A flurry of 11th-hour negotiations last week culminated in enough funding being committed by three governmental agencies for a planned work release center that will serve Jennings and Jackson counties.

As reported Tuesday in The Sun, the Jennings County Council approved a 20-year contract for the initiative after a lengthy special meeting on Wednesday, March 27. The council agreed to pay an amount not to exceed $150,000 annually starting in 2020.

"This is way more than the typical inmate rehabilitation program at a county jail," said Mike Gerth (R-District 1).

Added Charlie Weber (R-District 4), "I think it's immoral that we don't have anything besides a jail."

Both ultimately voted for the plan, as did Paul Belding (R-at large), Bob Ellis (R-District 3) and Howard Malcomb (R-at large). Mandy Creek (R-District 2) and Dave Woodall (R-at large) were not present.

The Jackson County Council previously approved a commitment of the same amount.

The City of Seymour was the last of the three entities to agree to the commitment. When it considered the contract early last week, Sey­mour's City Council rejected it after city attorney Rodney Farrow advised it would result in double taxation for Seymour residents because they pay county taxes, too.

Seymour Mayor Craig Luedeman and the council then lobbied the Seymour Redevelopment Commission to use tax increment financing revenue to fund the Sey­mour's share of the project.

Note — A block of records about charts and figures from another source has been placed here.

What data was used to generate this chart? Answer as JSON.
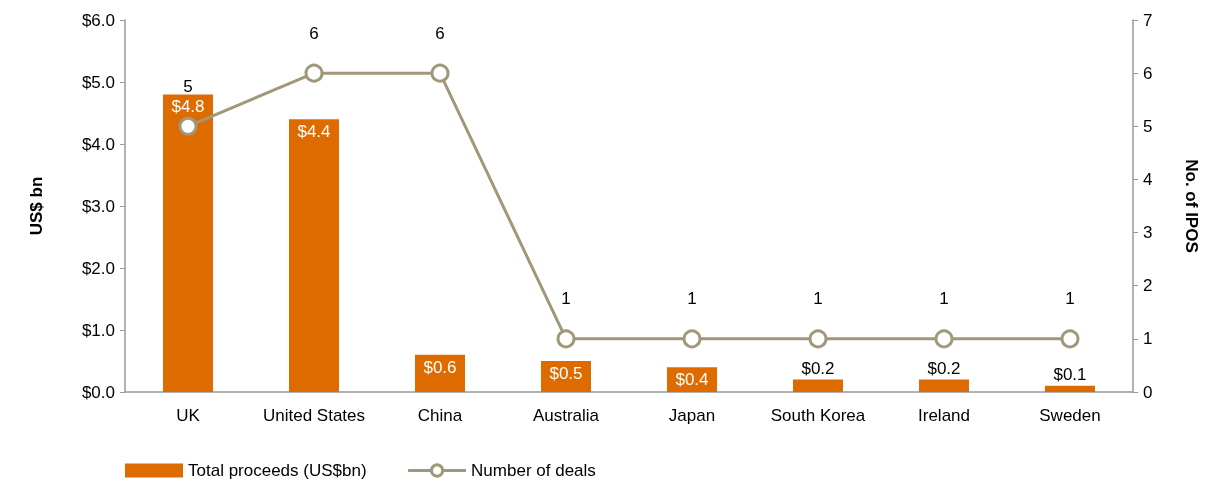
{
  "chart_data": {
    "type": "bar",
    "categories": [
      "UK",
      "United States",
      "China",
      "Australia",
      "Japan",
      "South Korea",
      "Ireland",
      "Sweden"
    ],
    "series": [
      {
        "name": "Total proceeds (US$bn)",
        "color": "#dd6b00",
        "values": [
          4.8,
          4.4,
          0.6,
          0.5,
          0.4,
          0.2,
          0.2,
          0.1
        ],
        "value_labels": [
          "$4.8",
          "$4.4",
          "$0.6",
          "$0.5",
          "$0.4",
          "$0.2",
          "$0.2",
          "$0.1"
        ]
      },
      {
        "name": "Number of deals",
        "type": "line",
        "axis": "y2",
        "color": "#a09878",
        "marker": "circle",
        "values": [
          5,
          6,
          6,
          1,
          1,
          1,
          1,
          1
        ],
        "value_labels": [
          "5",
          "6",
          "6",
          "1",
          "1",
          "1",
          "1",
          "1"
        ]
      }
    ],
    "ylabel": "US$ bn",
    "y2label": "No. of IPOS",
    "ylim": [
      0,
      6
    ],
    "yticks": [
      {
        "value": 0,
        "label": "$0.0"
      },
      {
        "value": 1,
        "label": "$1.0"
      },
      {
        "value": 2,
        "label": "$2.0"
      },
      {
        "value": 3,
        "label": "$3.0"
      },
      {
        "value": 4,
        "label": "$4.0"
      },
      {
        "value": 5,
        "label": "$5.0"
      },
      {
        "value": 6,
        "label": "$6.0"
      }
    ],
    "y2lim": [
      0,
      7
    ],
    "y2ticks": [
      0,
      1,
      2,
      3,
      4,
      5,
      6,
      7
    ],
    "grid": false,
    "legend": "bottom left"
  }
}
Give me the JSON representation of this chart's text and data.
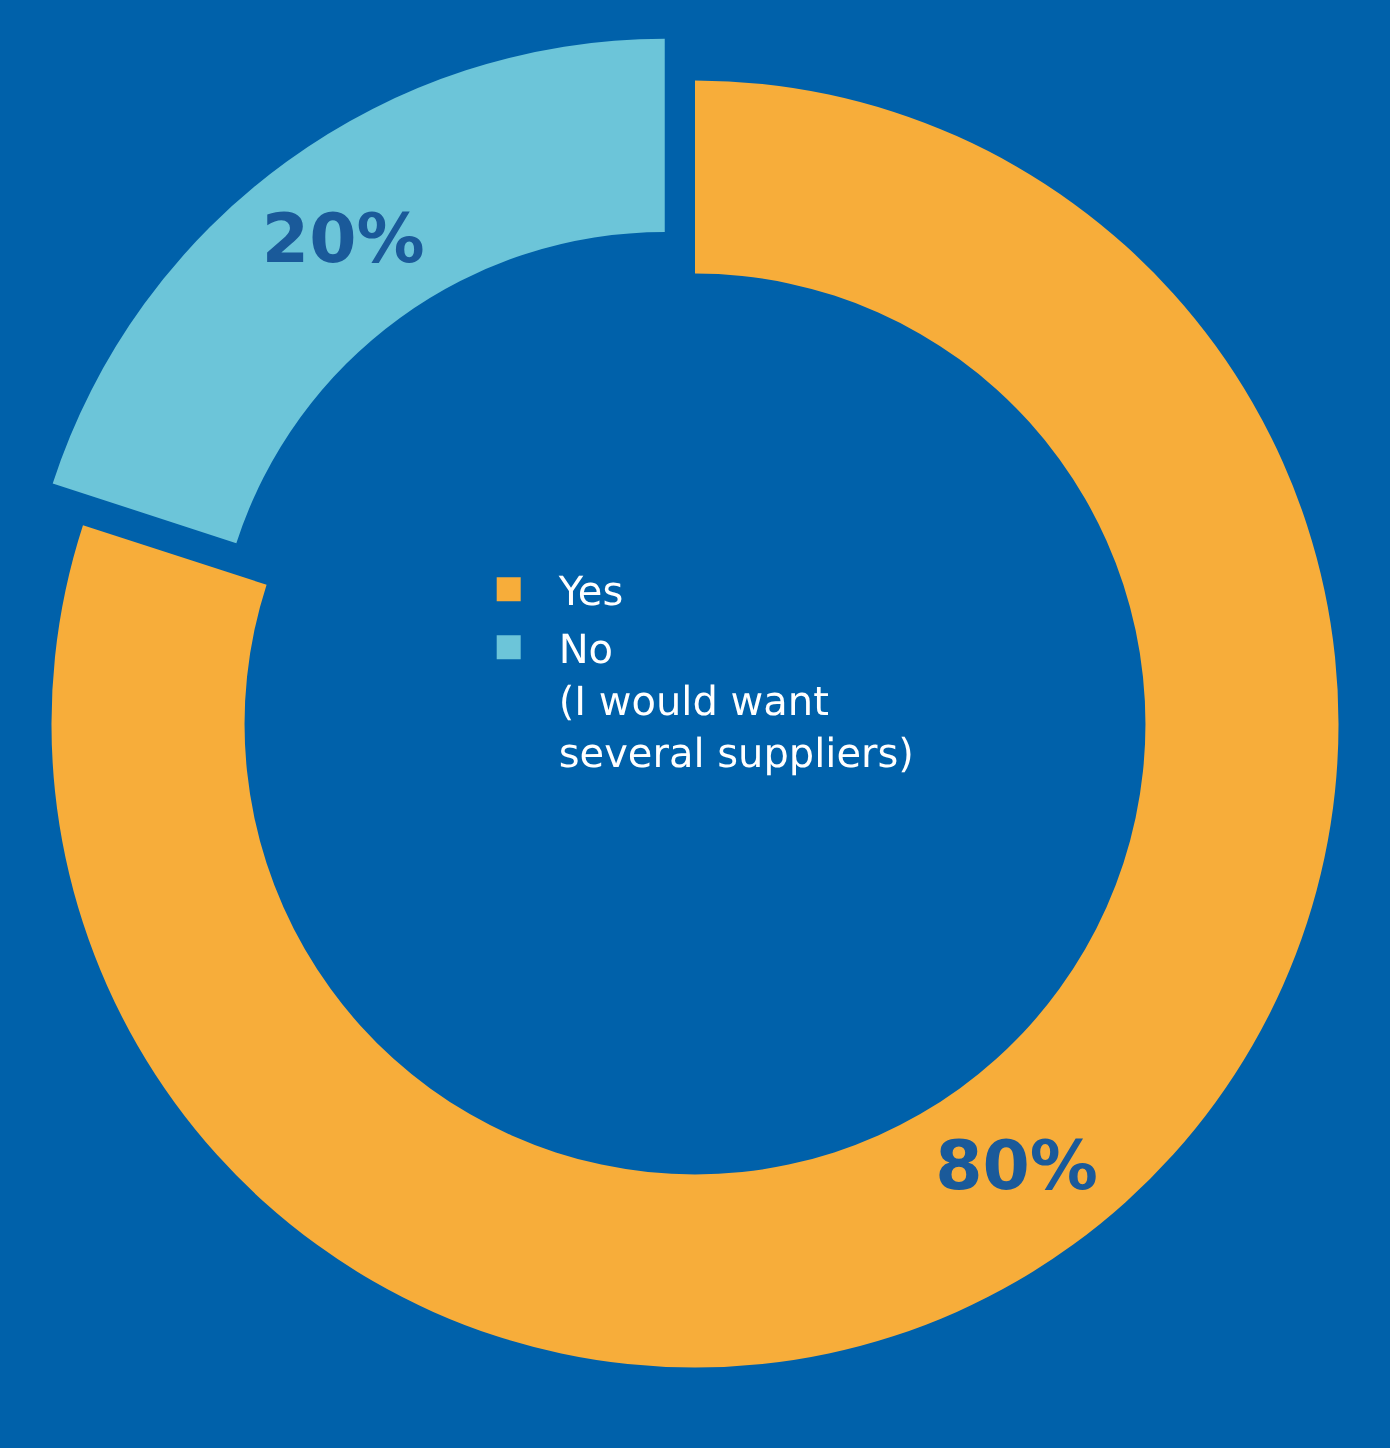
{
  "chart_data": {
    "type": "donut",
    "categories": [
      "Yes",
      "No\n(I would want\nseveral suppliers)"
    ],
    "values": [
      80,
      20
    ],
    "colors": [
      "#f7ad3a",
      "#6cc5d9"
    ],
    "value_labels": [
      "80%",
      "20%"
    ],
    "legend": "center"
  }
}
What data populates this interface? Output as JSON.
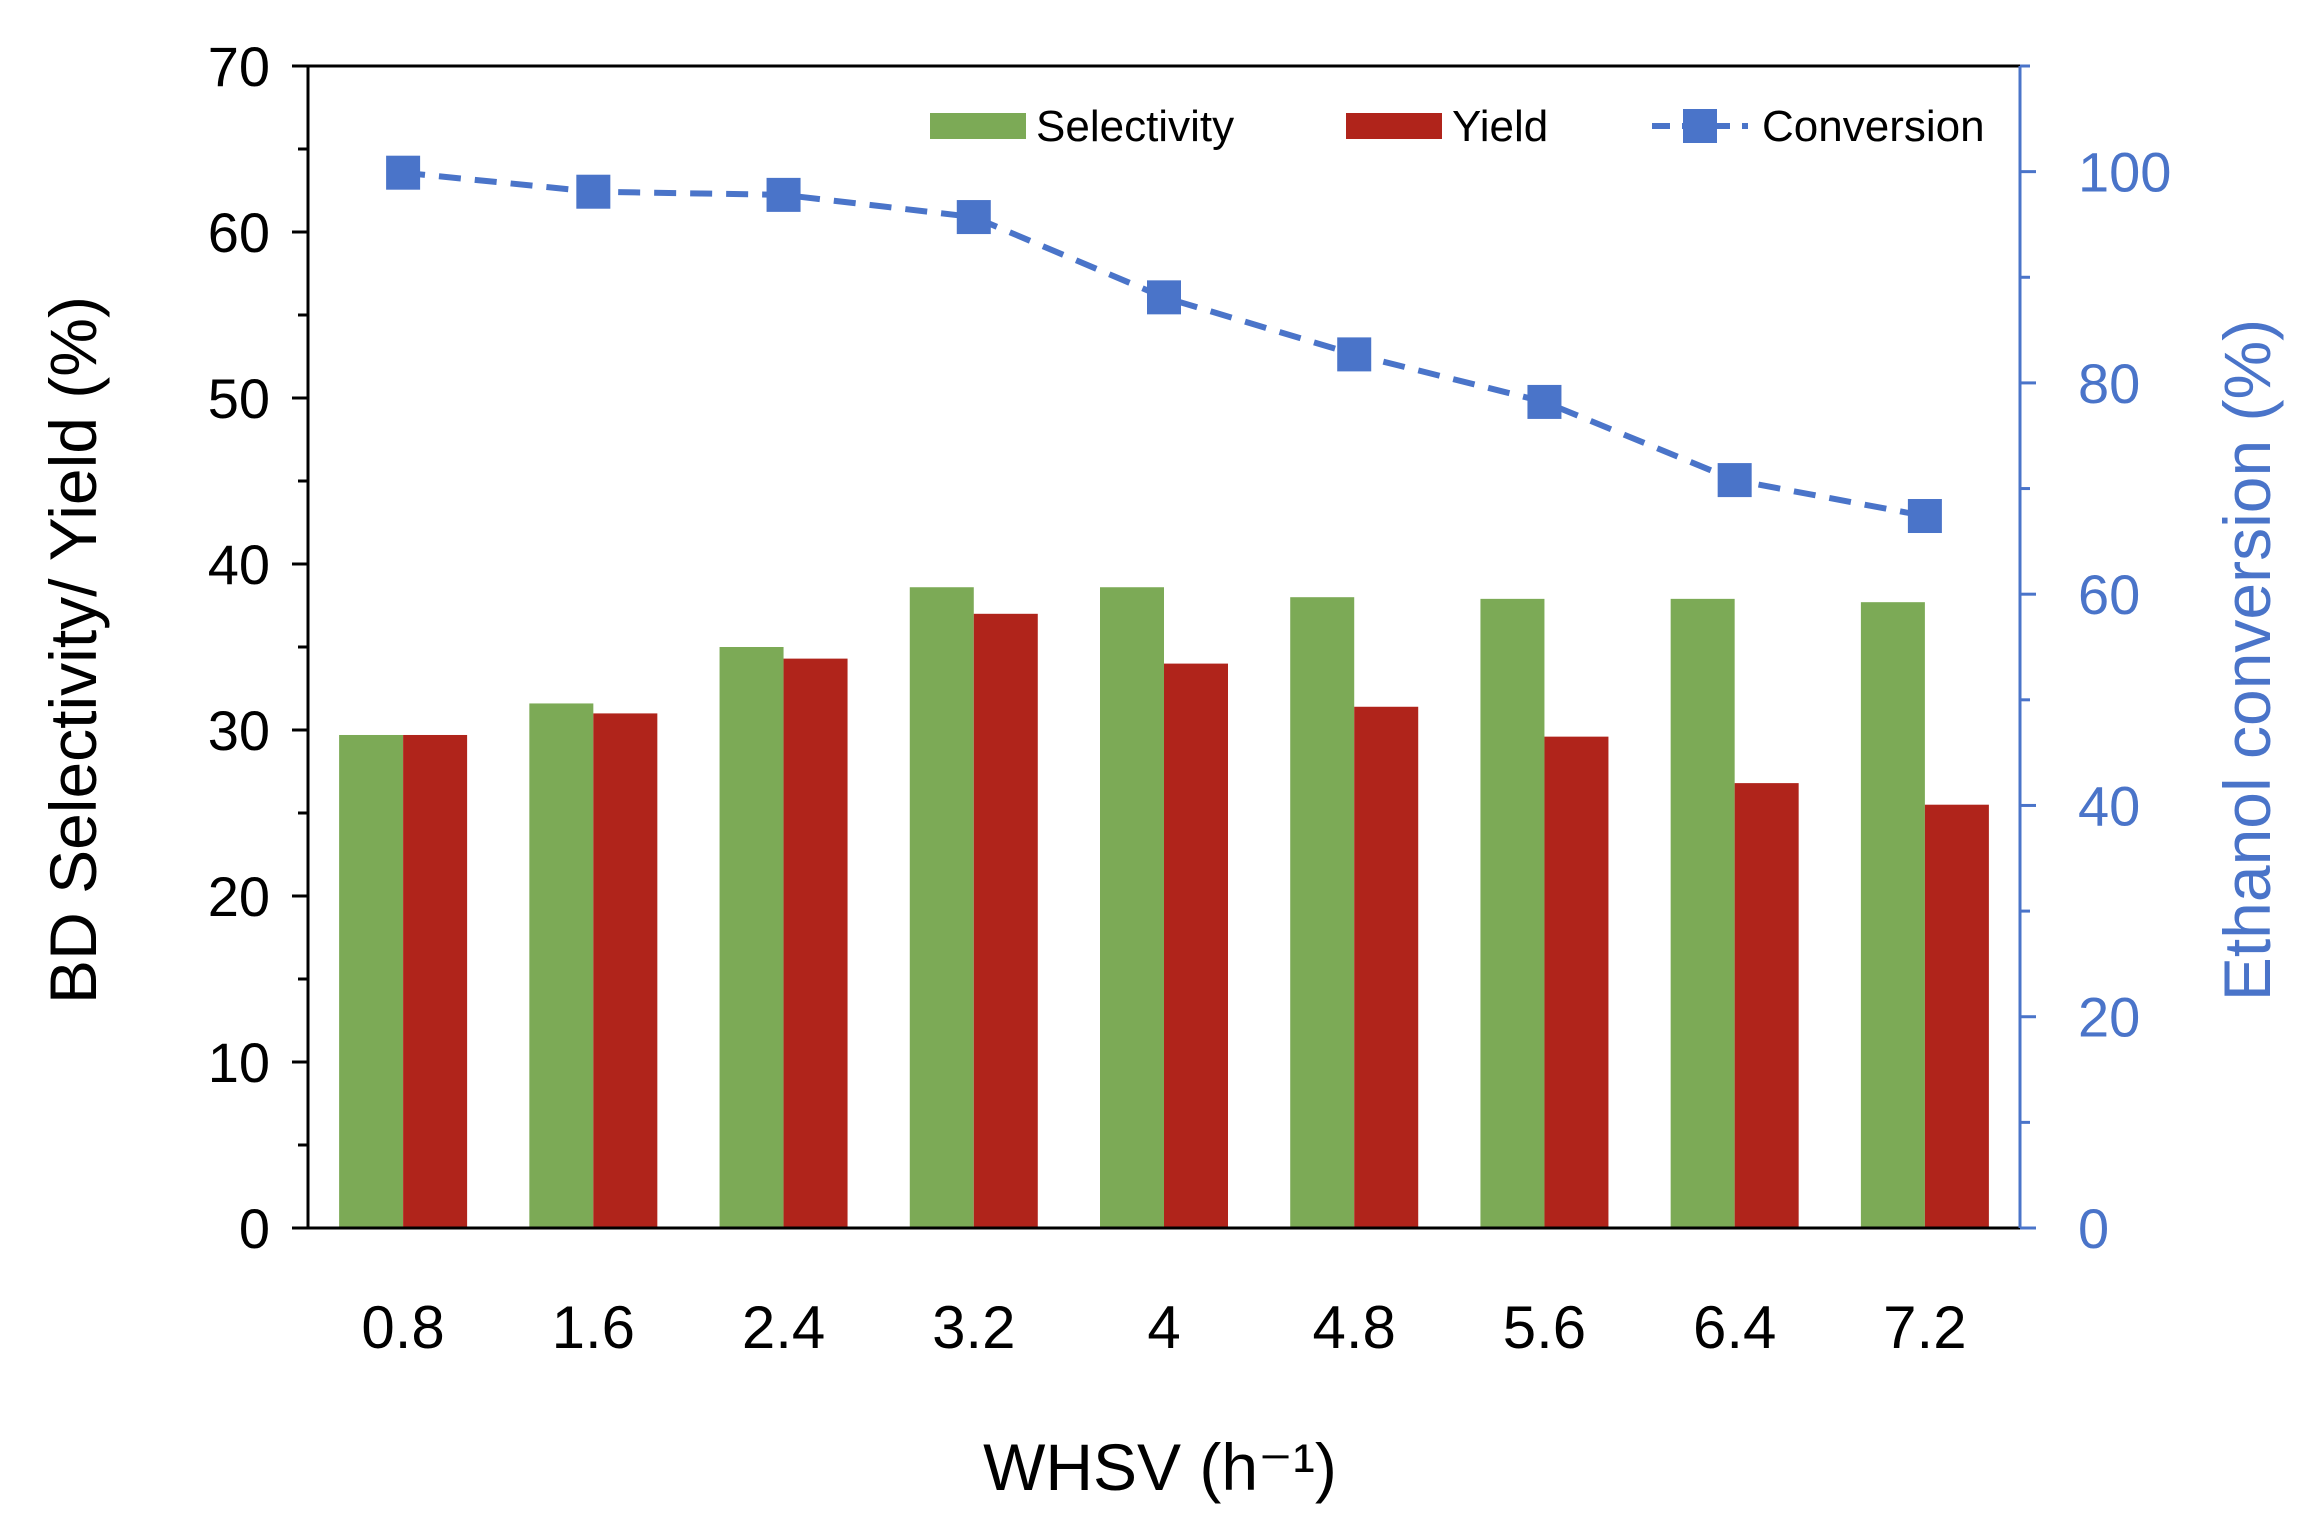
{
  "chart_data": {
    "type": "bar",
    "title": "",
    "categories": [
      "0.8",
      "1.6",
      "2.4",
      "3.2",
      "4",
      "4.8",
      "5.6",
      "6.4",
      "7.2"
    ],
    "xlabel": "WHSV (h⁻¹)",
    "ylabel": "BD Selectivity/ Yield (%)",
    "ylabel_right": "Ethanol conversion (%)",
    "ylim": [
      0,
      70
    ],
    "yticks": [
      0,
      10,
      20,
      30,
      40,
      50,
      60,
      70
    ],
    "ylim_right": [
      0,
      110
    ],
    "yticks_right": [
      0,
      20,
      40,
      60,
      80,
      100
    ],
    "grid": false,
    "legend_position": "top-right",
    "series": [
      {
        "name": "Selectivity",
        "kind": "bar",
        "axis": "left",
        "color": "#7caa56",
        "values": [
          29.7,
          31.6,
          35.0,
          38.6,
          38.6,
          38.0,
          37.9,
          37.9,
          37.7
        ]
      },
      {
        "name": "Yield",
        "kind": "bar",
        "axis": "left",
        "color": "#b0241b",
        "values": [
          29.7,
          31.0,
          34.3,
          37.0,
          34.0,
          31.4,
          29.6,
          26.8,
          25.5
        ]
      },
      {
        "name": "Conversion",
        "kind": "line",
        "axis": "right",
        "style": "dashed",
        "marker": "square",
        "color": "#4a74c9",
        "values": [
          99.9,
          98.1,
          97.8,
          95.7,
          88.1,
          82.7,
          78.2,
          70.8,
          67.4
        ]
      }
    ],
    "colors": {
      "axis_left": "#000000",
      "axis_right": "#4a74c9"
    }
  }
}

The commission met in a special session Thursday and voted 4-0 to support the project.

That enabled Jackson-Jennings Community Corrections to narrowly meet the March 31 deadline for filing a grant application with the state. The agency, which will manage the work release center, applied for a $1.45 million state grant for operational expenses.

The total cost for the facility, to be constructed on the east side of Seymour, is estimated at $5.5 million and will be funded by bonds to be paid off by the three government agencies' semiannual payments.

Although the work release center site is not in Seymour's TIF district, it adjoins the district making it eligible to receive TIF revenue.

Plans for the facility, which is to be built on property on Dupont Drive near the Jackson County Learning Center, call for 152 beds to house first-time and low-level offenders at 50 each for Jennings County, Jack­son County and the City of Seymour. Instead of being incarcerated in jail, those male and female inmates will work in local factories and businesses so they can earn money while they serve their sentences.

Inmates in the work release program will also have access to mental health and addiction treatment and behavioral change classes, according to J.L. Brewer, director of Jackson-Jennings Com­munity Corrections.

"We're trying to fix people," Brewer said in a story by January Rutherford published in The Tribune of Seymour. "That's not the same as fixing a road or building a building or fixing your car. You can't plug something in and find out what's wrong with it and go buy that part. You can't put asphalt over it and make it better. It takes a lot of effort, and our jails don't have the means to do that type of work. We do."

The work center's goal is to get offenders employed so they can pay their child support, restitution payments and income taxes and do the things that everyone else does, according to Brewer.

"To make a better life for themselves and a better place to live for the rest of our community, that is the intent of the program," he said.